Using Regular Expressions
Regular expressionstext strings that define a patternare an old acquaintance for seasoned programmers who have worked with UNIX shells or Web developers who have worked with Perl or JavaScript. Although Perl and JavaScript have natively supported regular expressions for a long time, regular expressions are new to VBScript. Microsoft added support for regular expressions in VBScript 5.0 and is expanding their capabilities in VBScript 5.5. (A free beta version of VBScript 5.5 is available from http://msdn.microsoft.com/scripting/.)
The introduction of regular expressions to VBScript is an important advancement. To use regular expressions, you first must understand what they are in general and how they work in VBScript. With this basic understanding, you can use regular expressions to perform advanced text processing, such as searching and replacing text and searching and modifying text.
Understanding Regular Expressions
By the means of special functions, you apply a regular expression to given text and verify whether the text matches the pattern. To use a regular expression, you need to set the pattern, then test whether the text matches that pattern. You receive a Boolean value of True if a match occurs and False if it doesn't.
You're probably using simple regular expressions already. When you type an MS-DOS command such as
Dir *.*
you're processing all the files and directories that match the *.* pattern. Thus, *.* is a simple regular expression that encompasses all the filenames formed by two strings (of any length and format) that are separated by a dot. The asterisk in this regular expression is a metacharacter. Metacharacters are characters that have a special meaning in a set of regular expressions. Metacharacters play roughly the same role as keywords in scripting languages.
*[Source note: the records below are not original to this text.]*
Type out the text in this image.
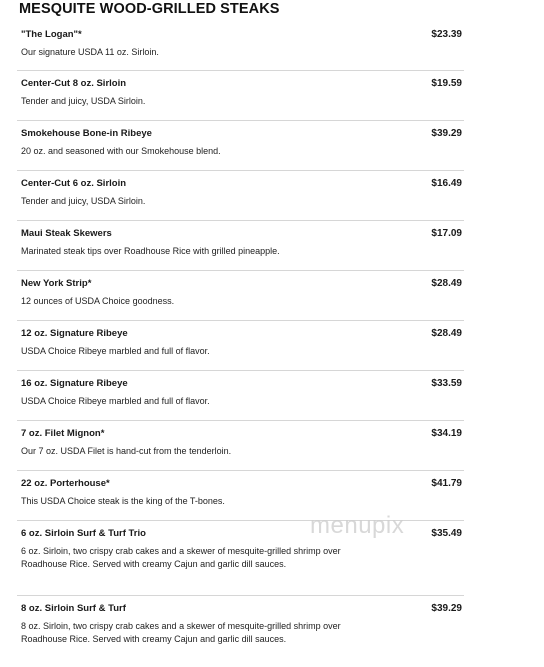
MESQUITE WOOD-GRILLED STEAKS
"The Logan"*	$23.39
Our signature USDA 11 oz. Sirloin.
Center-Cut 8 oz. Sirloin	$19.59
Tender and juicy, USDA Sirloin.
Smokehouse Bone-in Ribeye	$39.29
20 oz. and seasoned with our Smokehouse blend.
Center-Cut 6 oz. Sirloin	$16.49
Tender and juicy, USDA Sirloin.
Maui Steak Skewers	$17.09
Marinated steak tips over Roadhouse Rice with grilled pineapple.
New York Strip*	$28.49
12 ounces of USDA Choice goodness.
12 oz. Signature Ribeye	$28.49
USDA Choice Ribeye marbled and full of flavor.
16 oz. Signature Ribeye	$33.59
USDA Choice Ribeye marbled and full of flavor.
7 oz. Filet Mignon*	$34.19
Our 7 oz. USDA Filet is hand-cut from the tenderloin.
22 oz. Porterhouse*	$41.79
This USDA Choice steak is the king of the T-bones.
6 oz. Sirloin Surf & Turf Trio	$35.49
6 oz. Sirloin, two crispy crab cakes and a skewer of mesquite-grilled shrimp over Roadhouse Rice. Served with creamy Cajun and garlic dill sauces.
8 oz. Sirloin Surf & Turf	$39.29
8 oz. Sirloin, two crispy crab cakes and a skewer of mesquite-grilled shrimp over Roadhouse Rice. Served with creamy Cajun and garlic dill sauces.
menupix
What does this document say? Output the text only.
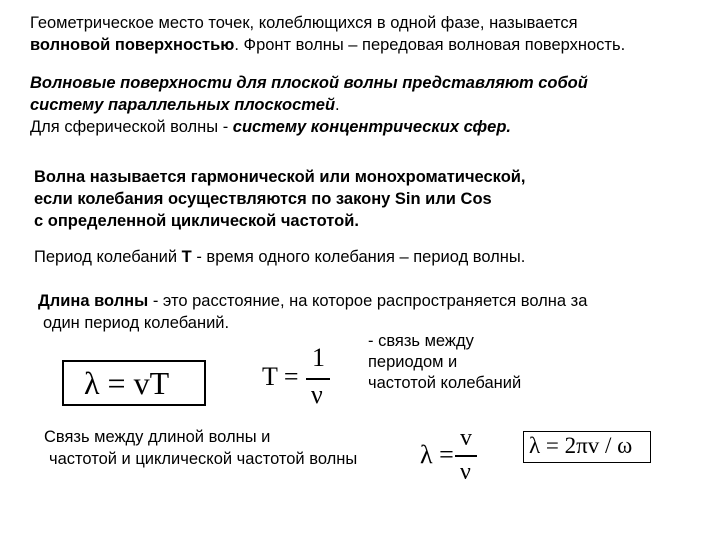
Геометрическое место точек, колеблющихся в одной фазе, называется
волновой поверхностью. Фронт волны – передовая волновая поверхность.
Волновые поверхности для плоской волны представляют собой
систему параллельных плоскостей.
Для сферической волны - систему концентрических сфер.
Волна называется гармонической или монохроматической,
если колебания осуществляются по закону Sin или Cos
с определенной циклической частотой.
Период колебаний T - время одного колебания – период волны.
Длина волны - это расстояние, на которое распространяется волна за
один период колебаний.
λ = vT	T =
1
ν
- связь между
периодом и
частотой колебаний
Связь между длиной волны и
частотой и циклической частотой волны λ =
v
ν
λ = 2πv / ω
The MS-DOS command prompt supports a limited set of regular expressions commonly called wildcard expressions. The MS-DOS wildcard expressions include only two metacharacters: * (represents any variable-length combination of letters and digits) and ? (represents a single occurrence of one character chosen from the set of letters and digits).
In applications, you typically use regular expressions that consist of a combination of metacharacters and constant strings. For example, consider the MS-DOS command
Dir a*.exe
which lists all the filenames that begin with the letter a and end with the .exe extension. The regular expression a*.exe consists of one metacharacter (*) and two constant strings (a and .exe). The MS-DOS command
Dir a?b*.exe
uses a regular expression that has two metacharacters (? and *) and three constant strings (a, b, and .exe). When you use this regular expression with the Dir command, you receive a list of filenames that begin with the letter a, have the letter b as the third character, and end with the .exe extension, such as abb.exe or axb.exe.
As these examples show, metacharacters are key to regular expressions. Each metacharacter has a special meaning that affects the way in which the underlying regular expression processor applies the pattern to the text you're checking.